Caper Auvergne




Le patron d’Amisol mis en examen pour empoisonnement

A Clermont-Ferrand, le juge Royet a mis en examen le PDG de la société Amisol.

Cette mise en examen est la première en France dans le dossier de l’amiante ; elle intervient près de trois ans après que la plainte ait été déposée par 8 anciens salariés de cette usine, fermée depuis 1974. Cela laisse espérer aux victimes que justice leur soit enfin rendue et que les responsabilités multiples de ce scandale sanitaire soient clairement établies.

Logiquement, il faut s’attendre à ce que d’autres secteurs soient prochainement poursuivis ; d’autres industriels de l’amiante ainsi que les organisations qui défendaient leurs intérêts économiques au mépris de la santé de leurs salariés ; des responsables des pouvoirs publics, voire des politiques qui n’ont pas pris toutes les dispositions pour empêcher cette catastrophe ; des membres du corps médical et des scientifiques qui ne sont pas intervenus malgré les connaissances qu’ils avaient ou qu’ils auraient dû avoir sur la dangerosité du matériau.

D’autres plaintes pénales ont été déposées sur d’autres sites par l’ANDEVA et plusieurs victimes, comme à Paris, Dunkerque, Saint-Nazaire, Valenciennes, Riom et Caen il y a maintenant trois ans.

Nous espérons que cette décision du juge Royet à Clermont Ferrand relancera ces affaires dont les différentes instructions n’ont toujours pas abouti.

Article paru dans le bulletin de l'Andeva N°5 (juin 1999)



Un témoignage de Josette Roudaire

" L’amiante était travaillée à la fourche "

Tous ceux qui ont découvert Amisol au moment de sa fermeture en 1974 ont été affolés. Ils ont parlé de " l’usine de la honte " et " d’enfer blanc ". Cela donne une idée des conditions de travail effroyables qui régnaient quand elle était en activité.

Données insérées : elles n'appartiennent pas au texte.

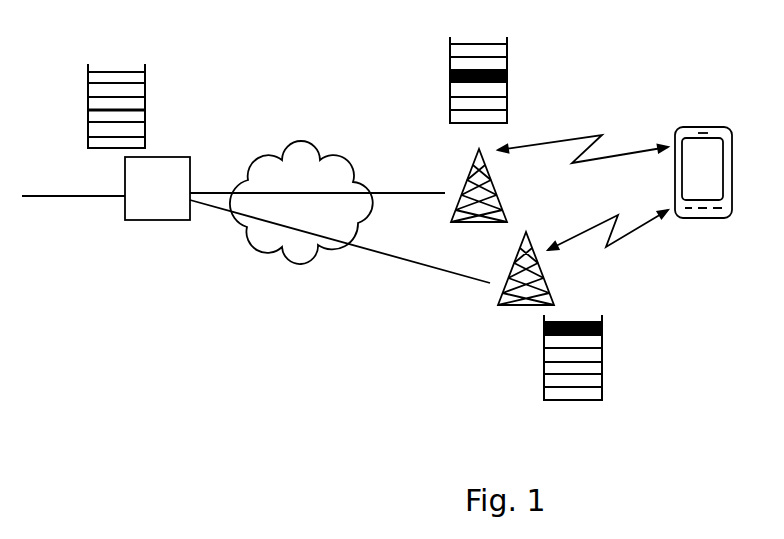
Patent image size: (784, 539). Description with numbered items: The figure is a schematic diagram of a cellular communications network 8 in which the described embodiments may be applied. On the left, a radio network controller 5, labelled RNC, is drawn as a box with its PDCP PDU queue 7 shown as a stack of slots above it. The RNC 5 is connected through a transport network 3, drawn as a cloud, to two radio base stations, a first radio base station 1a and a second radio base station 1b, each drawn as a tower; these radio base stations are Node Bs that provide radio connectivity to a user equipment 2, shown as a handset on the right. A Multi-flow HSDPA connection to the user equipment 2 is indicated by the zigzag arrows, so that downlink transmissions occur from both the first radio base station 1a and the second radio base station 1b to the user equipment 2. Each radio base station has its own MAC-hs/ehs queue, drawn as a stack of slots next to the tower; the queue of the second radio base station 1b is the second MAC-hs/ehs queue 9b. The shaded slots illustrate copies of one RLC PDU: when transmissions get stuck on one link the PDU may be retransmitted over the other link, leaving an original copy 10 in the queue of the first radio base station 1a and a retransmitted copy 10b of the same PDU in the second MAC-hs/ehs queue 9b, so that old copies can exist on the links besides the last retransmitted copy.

The first radio base station 1a is at (498, 198).
The second radio base station 1b is at (548, 290).
The user equipment 2 is at (732, 160).
The transport network 3 is at (295, 263).
The radio network controller 5 is at (126, 220).
The PDCP PDU queue 7 is at (145, 109).
The cellular communications network 8 is at (622, 77).
The second MAC-hs/ehs queue 9b is at (450, 100).
The data packet 10 is at (507, 77).
The retransmitted copy of the PDU 10b is at (602, 330).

Aujourd’hui la loi considère qu’au-dessus de 5 fibres d’amiante par litre, un bâtiment présente des risques. Mais à l’époque dans nos locaux de travail il y avait plusieurs centaines de milliers voire plusieurs millions de fibres.

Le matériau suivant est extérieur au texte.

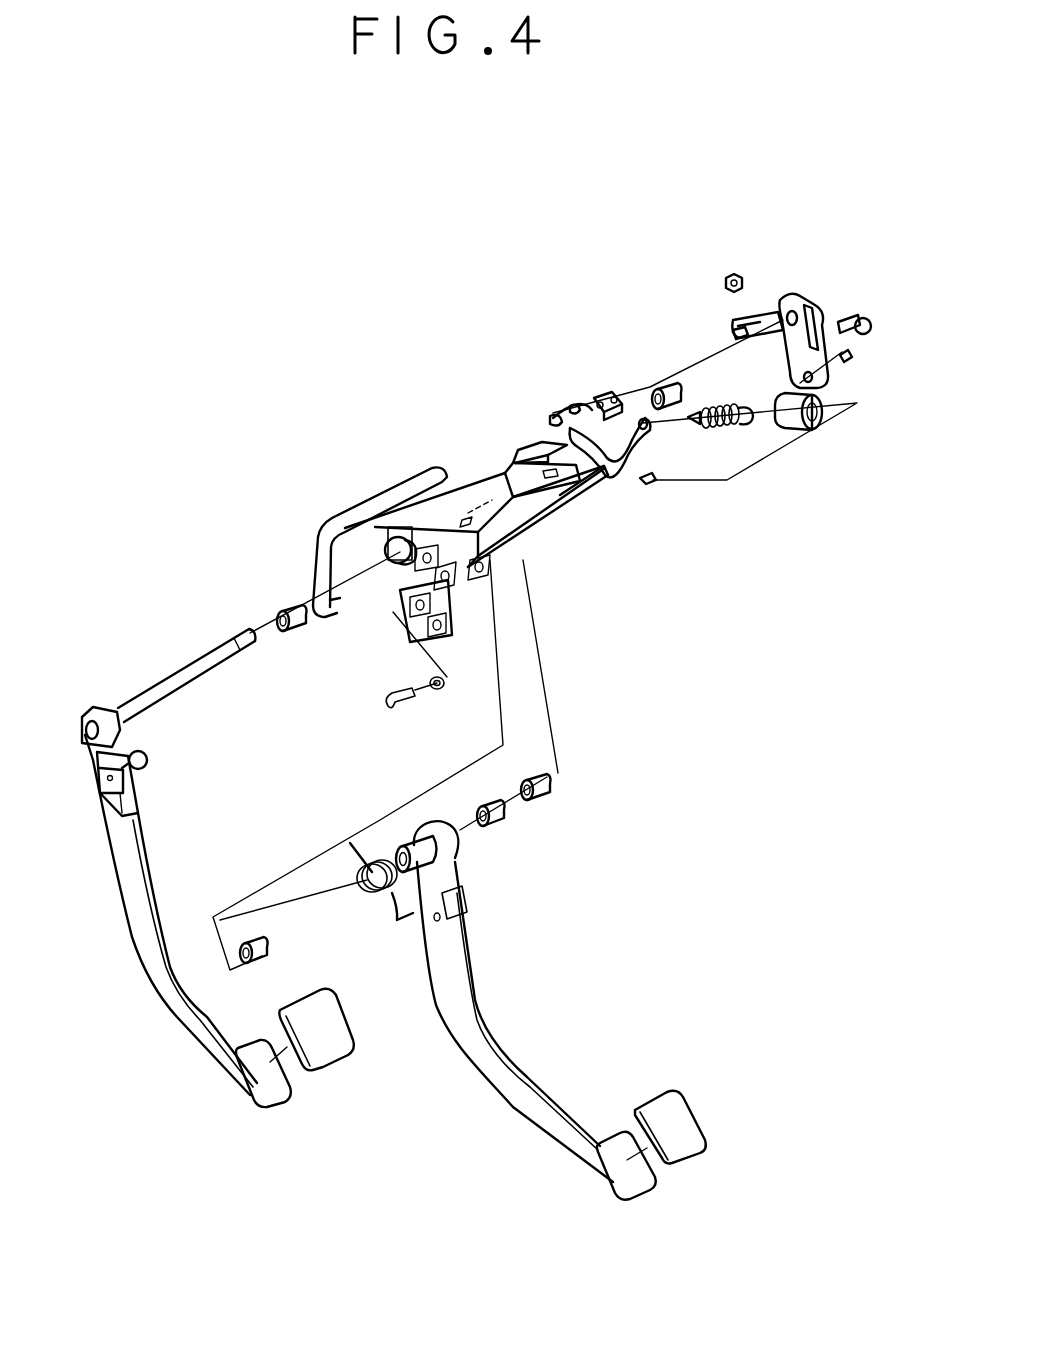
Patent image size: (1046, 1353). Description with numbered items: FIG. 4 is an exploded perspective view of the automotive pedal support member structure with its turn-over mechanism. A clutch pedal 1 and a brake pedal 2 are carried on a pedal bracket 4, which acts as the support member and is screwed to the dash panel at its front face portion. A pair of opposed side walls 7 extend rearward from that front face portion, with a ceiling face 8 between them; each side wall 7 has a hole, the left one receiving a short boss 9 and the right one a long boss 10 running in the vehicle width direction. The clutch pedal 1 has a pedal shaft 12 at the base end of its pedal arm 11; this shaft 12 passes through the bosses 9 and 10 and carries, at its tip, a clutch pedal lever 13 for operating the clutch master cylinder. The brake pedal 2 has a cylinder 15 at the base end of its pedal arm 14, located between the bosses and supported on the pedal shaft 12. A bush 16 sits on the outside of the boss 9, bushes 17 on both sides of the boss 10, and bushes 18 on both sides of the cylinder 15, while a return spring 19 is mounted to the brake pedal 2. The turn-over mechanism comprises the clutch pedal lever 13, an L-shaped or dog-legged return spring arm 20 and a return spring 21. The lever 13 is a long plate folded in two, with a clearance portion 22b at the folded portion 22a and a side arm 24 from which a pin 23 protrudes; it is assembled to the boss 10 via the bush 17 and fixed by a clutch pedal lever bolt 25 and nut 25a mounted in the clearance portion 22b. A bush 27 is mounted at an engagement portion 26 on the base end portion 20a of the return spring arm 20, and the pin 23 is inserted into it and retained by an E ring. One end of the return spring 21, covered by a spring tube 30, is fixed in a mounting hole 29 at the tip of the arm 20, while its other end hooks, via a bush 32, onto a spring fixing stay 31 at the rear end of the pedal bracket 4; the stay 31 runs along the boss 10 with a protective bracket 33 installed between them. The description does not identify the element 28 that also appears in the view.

The clutch pedal 1 is at (278, 1103).
The brake pedal 2 is at (640, 1195).
The pedal bracket 4 is at (310, 540).
The side walls 7 is at (350, 620).
The ceiling face 8 is at (400, 503).
The short boss 9 is at (395, 585).
The long boss 10 is at (490, 483).
The pedal arm 11 is at (138, 962).
The pedal shaft 12 is at (167, 683).
The clutch pedal lever 13 is at (790, 298).
The pedal arm 14 is at (510, 1110).
The cylinder 15 is at (410, 848).
The bush 16 is at (295, 636).
The bushes 17 is at (690, 393).
The bushes 18 is at (492, 828).
The return spring 19 is at (377, 905).
The return spring arm 20 is at (660, 470).
The base end portion 20a is at (548, 420).
The return spring 21 is at (735, 435).
The folded portion 22a is at (808, 302).
The clearance portion 22b is at (813, 318).
The pin 23 is at (735, 330).
The arm 24 is at (740, 320).
The clutch pedal lever bolt 25 is at (870, 332).
The nut 25a is at (733, 275).
The engagement portion 26 is at (553, 418).
The bush 27 is at (603, 390).
The grommet 28 is at (575, 403).
The mounting hole 29 is at (648, 425).
The spring tube 30 is at (810, 420).
The spring fixing stay 31 is at (510, 535).
The bush 32 is at (648, 485).
The bracket 33 is at (580, 488).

Si Henri Pézerat et des gens de Jussieu n’étaient pas venus en 1977 pour nous faire découvrir ce scandale, il serait sans doute passé inaperçu à ce moment-là.

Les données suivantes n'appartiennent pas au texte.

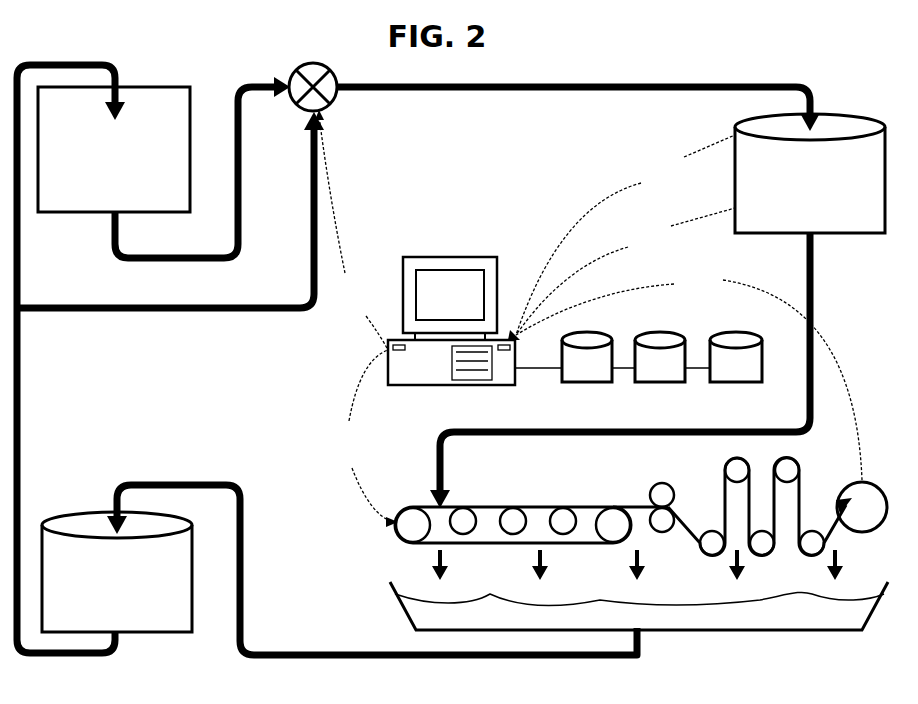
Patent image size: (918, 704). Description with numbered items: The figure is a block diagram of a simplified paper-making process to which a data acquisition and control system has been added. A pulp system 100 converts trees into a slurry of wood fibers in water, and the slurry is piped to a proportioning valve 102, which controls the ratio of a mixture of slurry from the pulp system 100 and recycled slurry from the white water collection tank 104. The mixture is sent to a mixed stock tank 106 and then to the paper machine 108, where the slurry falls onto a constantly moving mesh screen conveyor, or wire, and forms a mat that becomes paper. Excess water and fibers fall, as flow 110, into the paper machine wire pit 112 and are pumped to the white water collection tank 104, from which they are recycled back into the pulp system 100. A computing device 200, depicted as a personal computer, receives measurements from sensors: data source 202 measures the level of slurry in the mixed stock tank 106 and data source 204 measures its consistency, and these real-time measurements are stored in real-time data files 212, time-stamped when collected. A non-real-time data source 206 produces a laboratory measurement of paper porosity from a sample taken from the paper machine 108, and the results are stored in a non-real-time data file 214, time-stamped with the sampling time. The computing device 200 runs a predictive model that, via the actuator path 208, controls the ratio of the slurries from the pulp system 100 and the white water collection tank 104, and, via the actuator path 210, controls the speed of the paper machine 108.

The pulp system 100 is at (114, 149).
The proportioning valve 102 is at (298, 66).
The white water collection tank 104 is at (117, 572).
The mixed stock tank 106 is at (810, 173).
The paper machine 108 is at (450, 505).
The flow 110 is at (448, 553).
The paper machine wire pit 112 is at (639, 606).
The computing device 200 is at (549, 321).
The data source 202 is at (625, 235).
The data source 204 is at (625, 271).
The data source 206 is at (685, 366).
The actuator path 208 is at (351, 230).
The actuator path 210 is at (356, 438).
The real-time data files 212 is at (660, 384).
The non-real-time data file 214 is at (736, 384).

L’amiante arrivait dans des sacs de Rhodésie et d’URSS. Il était travaillé à la fourche. On prenait les sacs à la main. On balançait l’amiante dans une cardeuse et toute la chaîne continuait jusqu’au produit fini : cardage, filage, tissage, tressage.

On travaillait " le nez au vent " sans aspiration, dans une atmosphère blanche d’amiante. Il neigeait tous les jours, mais ce n’était pas Noël !

Il aurait été impensable que le PDG d’Amisol n’ait pas de comptes à rendre à la justice. C’était bien le minimum.

La décision a été bien accueillie. Une copine a dit : " avant on avait l’impression de se battre contre un fantôme. Maintenant il a un nom et un visage, et il est mis en examen ".

En fait il y a plus de soulagement que de joie.

Dans cette entreprise où travaillaient 271 personnes au moment de la fermeture, il y a eu plusieurs dizaines de malades et beaucoup de décès.